Sento simpatie per il potente russo provenire da diverse parti politiche. Non sento la pietas per i rifugiati, i milioni di rifugiati che hanno perso tutto, e hanno avuto la vita distrutta, insieme ai loro cari, e perdono la propria lingua. Il profugo, parola tremenda che contiene fugěre, fuggire, è eterno ritorno nella memoria dell’Europa. Persone giuridiche parte di un organismo statuale di diritti e doveri sono deportate in una nuova planimetria di sradicamento.
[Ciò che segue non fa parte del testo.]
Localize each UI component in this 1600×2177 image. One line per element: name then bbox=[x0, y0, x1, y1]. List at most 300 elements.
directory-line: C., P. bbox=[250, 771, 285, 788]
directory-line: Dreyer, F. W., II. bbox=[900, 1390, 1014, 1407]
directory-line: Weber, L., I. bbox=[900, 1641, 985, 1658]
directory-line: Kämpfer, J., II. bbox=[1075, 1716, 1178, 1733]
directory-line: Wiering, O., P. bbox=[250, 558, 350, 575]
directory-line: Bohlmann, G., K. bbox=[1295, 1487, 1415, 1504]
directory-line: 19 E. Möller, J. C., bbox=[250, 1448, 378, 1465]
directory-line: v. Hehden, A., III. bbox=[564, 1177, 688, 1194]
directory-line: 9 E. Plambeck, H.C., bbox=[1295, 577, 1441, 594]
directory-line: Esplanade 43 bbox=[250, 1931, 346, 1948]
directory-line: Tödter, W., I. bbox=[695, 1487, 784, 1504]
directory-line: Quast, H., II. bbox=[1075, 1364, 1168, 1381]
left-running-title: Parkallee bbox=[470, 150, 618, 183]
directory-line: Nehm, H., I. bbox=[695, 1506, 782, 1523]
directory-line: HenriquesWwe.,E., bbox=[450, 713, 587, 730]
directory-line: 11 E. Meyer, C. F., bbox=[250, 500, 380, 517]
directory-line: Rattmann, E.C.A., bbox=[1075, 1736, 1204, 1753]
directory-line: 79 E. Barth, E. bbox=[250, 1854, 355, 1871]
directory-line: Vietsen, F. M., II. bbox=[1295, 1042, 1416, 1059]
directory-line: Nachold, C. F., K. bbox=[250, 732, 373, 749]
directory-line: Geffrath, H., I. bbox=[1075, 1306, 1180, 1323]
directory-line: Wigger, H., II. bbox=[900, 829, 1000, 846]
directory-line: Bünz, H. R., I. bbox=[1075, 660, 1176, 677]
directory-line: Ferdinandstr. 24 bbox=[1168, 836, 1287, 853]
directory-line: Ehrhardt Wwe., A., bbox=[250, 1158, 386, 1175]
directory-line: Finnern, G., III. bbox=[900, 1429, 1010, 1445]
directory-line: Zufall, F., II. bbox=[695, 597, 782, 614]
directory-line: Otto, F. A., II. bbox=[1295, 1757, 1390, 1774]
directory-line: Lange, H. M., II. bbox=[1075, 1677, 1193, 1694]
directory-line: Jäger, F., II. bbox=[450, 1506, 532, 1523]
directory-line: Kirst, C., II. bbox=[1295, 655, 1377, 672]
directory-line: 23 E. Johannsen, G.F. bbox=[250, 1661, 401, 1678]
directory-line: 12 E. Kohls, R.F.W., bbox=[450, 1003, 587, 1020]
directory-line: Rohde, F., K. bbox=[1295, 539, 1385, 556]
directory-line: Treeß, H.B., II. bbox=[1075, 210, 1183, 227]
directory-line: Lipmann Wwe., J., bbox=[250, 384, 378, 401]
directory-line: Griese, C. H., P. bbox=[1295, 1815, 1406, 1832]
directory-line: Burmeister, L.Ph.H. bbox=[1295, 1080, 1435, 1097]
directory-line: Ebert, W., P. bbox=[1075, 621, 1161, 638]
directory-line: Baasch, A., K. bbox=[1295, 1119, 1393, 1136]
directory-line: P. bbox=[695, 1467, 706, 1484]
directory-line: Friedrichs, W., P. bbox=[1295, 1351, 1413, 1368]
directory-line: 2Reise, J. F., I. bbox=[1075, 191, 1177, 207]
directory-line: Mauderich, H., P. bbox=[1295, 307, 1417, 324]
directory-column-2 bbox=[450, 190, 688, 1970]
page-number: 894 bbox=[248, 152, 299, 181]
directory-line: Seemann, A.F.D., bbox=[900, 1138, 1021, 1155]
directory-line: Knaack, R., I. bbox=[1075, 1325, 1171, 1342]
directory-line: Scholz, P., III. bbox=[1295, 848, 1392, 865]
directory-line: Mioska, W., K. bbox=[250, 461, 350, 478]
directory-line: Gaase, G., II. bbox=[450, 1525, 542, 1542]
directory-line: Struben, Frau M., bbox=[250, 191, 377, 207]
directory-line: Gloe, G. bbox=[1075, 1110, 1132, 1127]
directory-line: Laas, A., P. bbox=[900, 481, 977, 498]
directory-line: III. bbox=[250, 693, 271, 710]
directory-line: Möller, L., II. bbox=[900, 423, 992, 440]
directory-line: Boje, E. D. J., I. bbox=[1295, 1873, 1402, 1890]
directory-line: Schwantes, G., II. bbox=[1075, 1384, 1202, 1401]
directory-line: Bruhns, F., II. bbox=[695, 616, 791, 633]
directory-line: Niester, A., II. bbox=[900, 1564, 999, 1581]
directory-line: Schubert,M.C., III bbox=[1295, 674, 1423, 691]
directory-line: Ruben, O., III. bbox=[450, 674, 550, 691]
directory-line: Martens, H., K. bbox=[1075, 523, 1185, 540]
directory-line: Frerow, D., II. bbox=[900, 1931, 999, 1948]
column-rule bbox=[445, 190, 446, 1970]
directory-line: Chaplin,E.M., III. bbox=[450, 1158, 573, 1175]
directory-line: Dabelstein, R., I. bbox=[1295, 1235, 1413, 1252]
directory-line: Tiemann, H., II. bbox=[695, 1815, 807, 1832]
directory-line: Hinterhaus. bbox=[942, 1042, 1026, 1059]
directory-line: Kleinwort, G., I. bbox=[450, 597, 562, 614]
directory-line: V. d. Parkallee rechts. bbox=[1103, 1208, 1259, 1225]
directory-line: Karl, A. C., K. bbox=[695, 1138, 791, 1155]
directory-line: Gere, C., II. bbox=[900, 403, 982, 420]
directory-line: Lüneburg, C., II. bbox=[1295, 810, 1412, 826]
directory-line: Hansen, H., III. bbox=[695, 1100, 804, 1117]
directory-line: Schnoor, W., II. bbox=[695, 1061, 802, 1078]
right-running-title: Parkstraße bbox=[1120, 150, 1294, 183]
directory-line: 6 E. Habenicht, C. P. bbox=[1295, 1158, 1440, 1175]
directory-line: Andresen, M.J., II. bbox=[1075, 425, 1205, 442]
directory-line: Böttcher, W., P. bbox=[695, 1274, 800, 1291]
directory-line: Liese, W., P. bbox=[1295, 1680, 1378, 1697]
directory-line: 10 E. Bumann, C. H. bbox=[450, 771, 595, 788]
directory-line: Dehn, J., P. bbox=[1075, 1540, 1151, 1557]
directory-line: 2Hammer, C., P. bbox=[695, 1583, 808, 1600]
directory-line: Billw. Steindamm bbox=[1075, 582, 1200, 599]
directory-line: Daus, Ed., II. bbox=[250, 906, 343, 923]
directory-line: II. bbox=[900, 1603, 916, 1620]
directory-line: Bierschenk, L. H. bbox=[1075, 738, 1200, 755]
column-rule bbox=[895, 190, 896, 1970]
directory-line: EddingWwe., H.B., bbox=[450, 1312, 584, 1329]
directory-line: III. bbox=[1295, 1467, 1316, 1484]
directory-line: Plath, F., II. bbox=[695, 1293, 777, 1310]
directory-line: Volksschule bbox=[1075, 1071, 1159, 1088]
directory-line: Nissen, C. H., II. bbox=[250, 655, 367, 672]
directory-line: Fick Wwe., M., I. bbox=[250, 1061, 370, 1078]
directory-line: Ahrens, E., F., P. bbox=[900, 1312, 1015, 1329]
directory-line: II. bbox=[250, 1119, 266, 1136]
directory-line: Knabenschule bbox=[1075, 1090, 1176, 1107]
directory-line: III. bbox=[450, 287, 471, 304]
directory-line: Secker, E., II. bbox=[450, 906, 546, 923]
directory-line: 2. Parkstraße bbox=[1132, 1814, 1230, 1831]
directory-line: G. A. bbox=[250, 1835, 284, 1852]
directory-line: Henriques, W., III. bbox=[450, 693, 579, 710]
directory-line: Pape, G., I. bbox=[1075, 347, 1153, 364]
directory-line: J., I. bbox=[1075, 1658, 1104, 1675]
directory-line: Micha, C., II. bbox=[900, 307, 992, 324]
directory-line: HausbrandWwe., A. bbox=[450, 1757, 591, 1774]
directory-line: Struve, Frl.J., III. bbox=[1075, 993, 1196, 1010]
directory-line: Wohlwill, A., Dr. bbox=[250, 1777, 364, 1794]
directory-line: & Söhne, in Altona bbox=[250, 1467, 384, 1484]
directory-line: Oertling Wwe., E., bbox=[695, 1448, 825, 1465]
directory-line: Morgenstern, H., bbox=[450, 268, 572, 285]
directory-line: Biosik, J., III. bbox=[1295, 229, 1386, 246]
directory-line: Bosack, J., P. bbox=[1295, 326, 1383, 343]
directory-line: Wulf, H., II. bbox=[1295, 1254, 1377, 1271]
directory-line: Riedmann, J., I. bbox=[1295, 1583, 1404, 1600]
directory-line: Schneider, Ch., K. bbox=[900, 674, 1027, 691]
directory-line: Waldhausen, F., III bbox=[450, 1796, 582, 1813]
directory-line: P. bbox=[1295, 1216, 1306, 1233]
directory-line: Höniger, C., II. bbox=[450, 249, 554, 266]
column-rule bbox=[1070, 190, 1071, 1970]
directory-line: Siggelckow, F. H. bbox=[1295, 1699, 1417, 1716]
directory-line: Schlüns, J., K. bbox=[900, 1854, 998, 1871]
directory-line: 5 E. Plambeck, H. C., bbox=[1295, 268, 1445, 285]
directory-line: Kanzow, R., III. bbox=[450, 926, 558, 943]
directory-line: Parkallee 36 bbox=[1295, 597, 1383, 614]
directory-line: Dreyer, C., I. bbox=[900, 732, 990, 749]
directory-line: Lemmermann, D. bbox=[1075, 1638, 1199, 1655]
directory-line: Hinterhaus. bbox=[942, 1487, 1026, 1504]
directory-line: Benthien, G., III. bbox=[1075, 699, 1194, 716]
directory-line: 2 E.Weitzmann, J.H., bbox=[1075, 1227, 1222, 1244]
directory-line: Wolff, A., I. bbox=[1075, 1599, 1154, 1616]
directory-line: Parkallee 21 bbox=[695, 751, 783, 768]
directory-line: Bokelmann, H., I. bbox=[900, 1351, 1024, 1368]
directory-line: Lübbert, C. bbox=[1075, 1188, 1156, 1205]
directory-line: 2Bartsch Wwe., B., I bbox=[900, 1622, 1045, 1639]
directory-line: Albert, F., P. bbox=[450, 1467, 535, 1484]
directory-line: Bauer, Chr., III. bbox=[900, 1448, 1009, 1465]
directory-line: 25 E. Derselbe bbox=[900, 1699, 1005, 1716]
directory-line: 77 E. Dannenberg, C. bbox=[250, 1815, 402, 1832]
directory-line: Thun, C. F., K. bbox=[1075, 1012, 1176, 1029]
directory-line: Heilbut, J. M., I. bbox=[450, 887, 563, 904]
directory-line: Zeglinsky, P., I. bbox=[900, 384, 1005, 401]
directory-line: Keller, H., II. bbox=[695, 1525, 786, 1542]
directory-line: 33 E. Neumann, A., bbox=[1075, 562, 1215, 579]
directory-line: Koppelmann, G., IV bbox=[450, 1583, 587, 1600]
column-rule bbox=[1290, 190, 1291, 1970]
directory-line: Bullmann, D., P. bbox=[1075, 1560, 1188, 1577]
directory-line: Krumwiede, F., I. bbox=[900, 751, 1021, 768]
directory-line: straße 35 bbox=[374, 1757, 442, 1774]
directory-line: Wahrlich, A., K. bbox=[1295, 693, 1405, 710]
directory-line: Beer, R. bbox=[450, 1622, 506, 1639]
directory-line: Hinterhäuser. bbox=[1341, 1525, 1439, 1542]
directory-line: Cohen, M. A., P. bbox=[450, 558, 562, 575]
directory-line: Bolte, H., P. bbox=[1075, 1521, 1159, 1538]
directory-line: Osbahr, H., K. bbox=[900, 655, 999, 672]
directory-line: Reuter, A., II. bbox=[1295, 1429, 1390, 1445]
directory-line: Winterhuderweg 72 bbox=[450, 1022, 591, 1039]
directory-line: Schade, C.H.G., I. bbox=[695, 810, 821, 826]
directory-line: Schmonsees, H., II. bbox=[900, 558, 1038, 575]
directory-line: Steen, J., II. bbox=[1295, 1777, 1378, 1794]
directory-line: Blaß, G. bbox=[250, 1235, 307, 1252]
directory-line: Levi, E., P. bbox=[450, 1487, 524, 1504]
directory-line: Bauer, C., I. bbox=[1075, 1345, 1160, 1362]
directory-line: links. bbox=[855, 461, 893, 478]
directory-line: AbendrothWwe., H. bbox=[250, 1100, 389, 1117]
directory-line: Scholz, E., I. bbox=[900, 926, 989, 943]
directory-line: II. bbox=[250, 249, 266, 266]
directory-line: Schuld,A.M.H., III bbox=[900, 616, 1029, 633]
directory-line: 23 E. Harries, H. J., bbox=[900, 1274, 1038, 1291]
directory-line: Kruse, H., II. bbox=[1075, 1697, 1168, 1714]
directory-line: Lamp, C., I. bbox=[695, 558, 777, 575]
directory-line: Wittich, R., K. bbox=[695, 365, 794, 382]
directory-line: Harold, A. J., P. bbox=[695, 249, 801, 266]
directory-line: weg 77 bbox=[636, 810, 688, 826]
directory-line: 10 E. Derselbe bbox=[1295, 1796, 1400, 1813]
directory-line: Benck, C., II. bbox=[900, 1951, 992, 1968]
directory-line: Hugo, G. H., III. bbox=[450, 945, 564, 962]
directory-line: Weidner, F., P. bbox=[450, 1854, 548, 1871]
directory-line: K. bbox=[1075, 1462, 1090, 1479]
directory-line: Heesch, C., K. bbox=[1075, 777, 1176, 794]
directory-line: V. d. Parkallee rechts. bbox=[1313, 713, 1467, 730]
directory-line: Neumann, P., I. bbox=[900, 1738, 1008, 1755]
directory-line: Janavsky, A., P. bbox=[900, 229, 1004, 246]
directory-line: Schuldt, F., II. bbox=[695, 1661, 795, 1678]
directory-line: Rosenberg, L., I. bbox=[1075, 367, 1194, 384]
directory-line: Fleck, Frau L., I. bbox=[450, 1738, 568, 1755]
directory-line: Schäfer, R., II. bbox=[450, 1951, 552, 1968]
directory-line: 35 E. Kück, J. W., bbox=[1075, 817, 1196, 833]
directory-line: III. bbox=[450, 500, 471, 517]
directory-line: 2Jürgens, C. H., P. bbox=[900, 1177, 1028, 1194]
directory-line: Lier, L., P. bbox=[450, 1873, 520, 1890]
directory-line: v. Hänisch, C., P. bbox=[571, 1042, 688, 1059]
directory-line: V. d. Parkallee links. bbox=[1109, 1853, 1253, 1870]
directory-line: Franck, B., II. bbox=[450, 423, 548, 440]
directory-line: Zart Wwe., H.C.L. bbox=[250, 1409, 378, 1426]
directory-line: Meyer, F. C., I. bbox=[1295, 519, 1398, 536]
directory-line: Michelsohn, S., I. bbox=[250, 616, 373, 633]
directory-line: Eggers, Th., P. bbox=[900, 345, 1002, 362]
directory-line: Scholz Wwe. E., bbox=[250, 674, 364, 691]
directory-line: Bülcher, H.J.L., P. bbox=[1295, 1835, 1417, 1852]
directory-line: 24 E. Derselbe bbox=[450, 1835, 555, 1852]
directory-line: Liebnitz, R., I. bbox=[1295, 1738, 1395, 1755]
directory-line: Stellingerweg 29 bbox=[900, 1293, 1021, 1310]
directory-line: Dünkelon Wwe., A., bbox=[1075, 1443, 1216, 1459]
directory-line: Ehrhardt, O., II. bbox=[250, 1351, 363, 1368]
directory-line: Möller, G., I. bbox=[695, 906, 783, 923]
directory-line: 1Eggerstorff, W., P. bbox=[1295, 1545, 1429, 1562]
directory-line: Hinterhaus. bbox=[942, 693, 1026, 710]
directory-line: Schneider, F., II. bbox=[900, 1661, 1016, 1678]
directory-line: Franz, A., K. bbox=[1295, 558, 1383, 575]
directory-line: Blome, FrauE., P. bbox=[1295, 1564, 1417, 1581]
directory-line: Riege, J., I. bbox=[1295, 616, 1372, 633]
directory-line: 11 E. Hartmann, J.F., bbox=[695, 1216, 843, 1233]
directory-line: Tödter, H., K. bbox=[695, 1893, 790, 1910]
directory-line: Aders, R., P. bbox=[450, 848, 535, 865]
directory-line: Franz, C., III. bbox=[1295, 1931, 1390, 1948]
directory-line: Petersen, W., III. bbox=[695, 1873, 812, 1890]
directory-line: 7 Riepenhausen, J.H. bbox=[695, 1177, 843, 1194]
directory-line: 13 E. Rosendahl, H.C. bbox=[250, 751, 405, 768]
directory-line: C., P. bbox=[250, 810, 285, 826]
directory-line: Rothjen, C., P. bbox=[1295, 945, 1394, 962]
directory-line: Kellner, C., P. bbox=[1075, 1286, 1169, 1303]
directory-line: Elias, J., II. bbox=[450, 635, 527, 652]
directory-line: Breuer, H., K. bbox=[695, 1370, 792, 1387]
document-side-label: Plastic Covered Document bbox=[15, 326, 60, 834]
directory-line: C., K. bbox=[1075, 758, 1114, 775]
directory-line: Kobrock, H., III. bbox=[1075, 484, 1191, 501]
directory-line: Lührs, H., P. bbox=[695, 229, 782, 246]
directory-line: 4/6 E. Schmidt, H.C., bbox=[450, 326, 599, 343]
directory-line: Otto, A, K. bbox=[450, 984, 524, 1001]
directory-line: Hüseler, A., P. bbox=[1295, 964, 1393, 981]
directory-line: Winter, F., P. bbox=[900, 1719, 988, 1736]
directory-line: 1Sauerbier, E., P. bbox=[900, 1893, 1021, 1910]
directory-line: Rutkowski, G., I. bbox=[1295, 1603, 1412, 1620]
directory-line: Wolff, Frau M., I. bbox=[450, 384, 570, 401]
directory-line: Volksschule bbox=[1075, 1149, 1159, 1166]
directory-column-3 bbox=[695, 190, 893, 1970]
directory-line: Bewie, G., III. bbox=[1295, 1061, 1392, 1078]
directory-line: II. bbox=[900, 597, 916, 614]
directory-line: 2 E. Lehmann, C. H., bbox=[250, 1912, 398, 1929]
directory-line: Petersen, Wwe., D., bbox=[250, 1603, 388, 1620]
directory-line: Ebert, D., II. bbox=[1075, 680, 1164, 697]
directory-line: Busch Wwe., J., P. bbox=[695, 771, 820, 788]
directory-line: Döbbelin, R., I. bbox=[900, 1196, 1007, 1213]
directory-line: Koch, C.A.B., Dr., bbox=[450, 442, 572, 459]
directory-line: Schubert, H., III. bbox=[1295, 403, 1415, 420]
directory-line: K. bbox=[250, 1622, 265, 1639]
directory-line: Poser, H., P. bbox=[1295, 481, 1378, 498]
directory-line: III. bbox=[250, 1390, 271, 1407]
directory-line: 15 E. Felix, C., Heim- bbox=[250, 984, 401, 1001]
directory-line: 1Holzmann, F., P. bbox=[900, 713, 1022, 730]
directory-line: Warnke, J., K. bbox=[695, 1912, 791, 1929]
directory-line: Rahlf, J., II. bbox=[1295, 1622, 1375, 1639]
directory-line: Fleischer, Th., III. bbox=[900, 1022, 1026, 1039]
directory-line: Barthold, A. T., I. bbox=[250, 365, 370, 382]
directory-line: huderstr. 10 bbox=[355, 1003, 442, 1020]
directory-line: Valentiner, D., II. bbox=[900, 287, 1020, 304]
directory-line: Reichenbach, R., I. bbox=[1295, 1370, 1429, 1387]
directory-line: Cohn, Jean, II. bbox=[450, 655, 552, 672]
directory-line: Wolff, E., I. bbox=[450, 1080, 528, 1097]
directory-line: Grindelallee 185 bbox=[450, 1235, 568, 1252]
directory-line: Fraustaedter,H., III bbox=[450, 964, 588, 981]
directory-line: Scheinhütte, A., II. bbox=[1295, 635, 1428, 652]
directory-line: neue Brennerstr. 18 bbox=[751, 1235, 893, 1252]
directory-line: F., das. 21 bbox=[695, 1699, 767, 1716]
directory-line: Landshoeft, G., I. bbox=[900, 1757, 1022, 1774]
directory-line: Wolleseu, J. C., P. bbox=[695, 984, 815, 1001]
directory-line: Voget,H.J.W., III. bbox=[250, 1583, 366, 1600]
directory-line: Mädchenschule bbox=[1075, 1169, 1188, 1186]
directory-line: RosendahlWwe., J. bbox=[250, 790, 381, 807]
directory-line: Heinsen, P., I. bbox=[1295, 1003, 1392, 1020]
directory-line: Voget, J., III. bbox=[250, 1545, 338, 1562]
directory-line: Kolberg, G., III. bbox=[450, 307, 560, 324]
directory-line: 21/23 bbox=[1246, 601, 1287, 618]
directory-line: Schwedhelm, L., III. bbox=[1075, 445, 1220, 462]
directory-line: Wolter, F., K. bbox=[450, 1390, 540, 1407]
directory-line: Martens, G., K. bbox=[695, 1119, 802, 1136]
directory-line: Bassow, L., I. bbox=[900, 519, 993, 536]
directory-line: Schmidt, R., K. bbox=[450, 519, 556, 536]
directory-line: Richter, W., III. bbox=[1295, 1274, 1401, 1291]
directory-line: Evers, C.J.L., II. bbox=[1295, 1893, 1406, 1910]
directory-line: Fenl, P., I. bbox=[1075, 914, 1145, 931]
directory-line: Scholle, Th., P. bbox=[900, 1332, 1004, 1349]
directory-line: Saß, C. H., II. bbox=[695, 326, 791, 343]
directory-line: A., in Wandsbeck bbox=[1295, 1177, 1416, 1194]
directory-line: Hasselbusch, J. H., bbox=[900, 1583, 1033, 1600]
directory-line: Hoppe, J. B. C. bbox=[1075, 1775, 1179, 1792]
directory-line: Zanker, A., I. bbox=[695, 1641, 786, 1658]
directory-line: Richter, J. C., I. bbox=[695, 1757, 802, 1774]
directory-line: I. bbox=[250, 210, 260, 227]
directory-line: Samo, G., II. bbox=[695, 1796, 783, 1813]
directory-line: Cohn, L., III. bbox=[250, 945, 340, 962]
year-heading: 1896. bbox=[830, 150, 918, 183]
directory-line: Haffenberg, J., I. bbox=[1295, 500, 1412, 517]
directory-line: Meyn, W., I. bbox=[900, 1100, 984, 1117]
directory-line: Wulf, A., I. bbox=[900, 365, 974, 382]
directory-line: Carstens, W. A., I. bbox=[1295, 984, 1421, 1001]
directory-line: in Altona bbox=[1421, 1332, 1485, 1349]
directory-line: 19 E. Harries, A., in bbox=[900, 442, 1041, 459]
Le donne che hanno il marito sul campo di battaglia ne portano la memoria, come la moglie di Mandel’štam recava a memoria i versi del grande poeta, che non poteva più scrivere perché stava morendo di stenti in un gulag presso Vladivostok, deportatovi dall’allora padrone della Russia.  
Un profugo è un paria. I suoi risparmi sono rimasti nelle banche e non sa se li recupererà. Dare armi alla nazione aggredita è aiutarla a difendersi, a non soccombere a una volontà imposta unilateralmente. Finita questa macelleria, si passerebbe alle nazioni contigue dell’Europa, per riportarle in un sistema non più accettabile in un mondo globalizzato di scambi tra culture, stati e continenti. Se l’Ucraina si disarma, la guerra finisce e la Russia, che non si disarma, procede a fare tabula rasa. Ben venga il disarmo ma non unilaterale.  La coraggiosa e dignitosa Ucraina deve difendersi.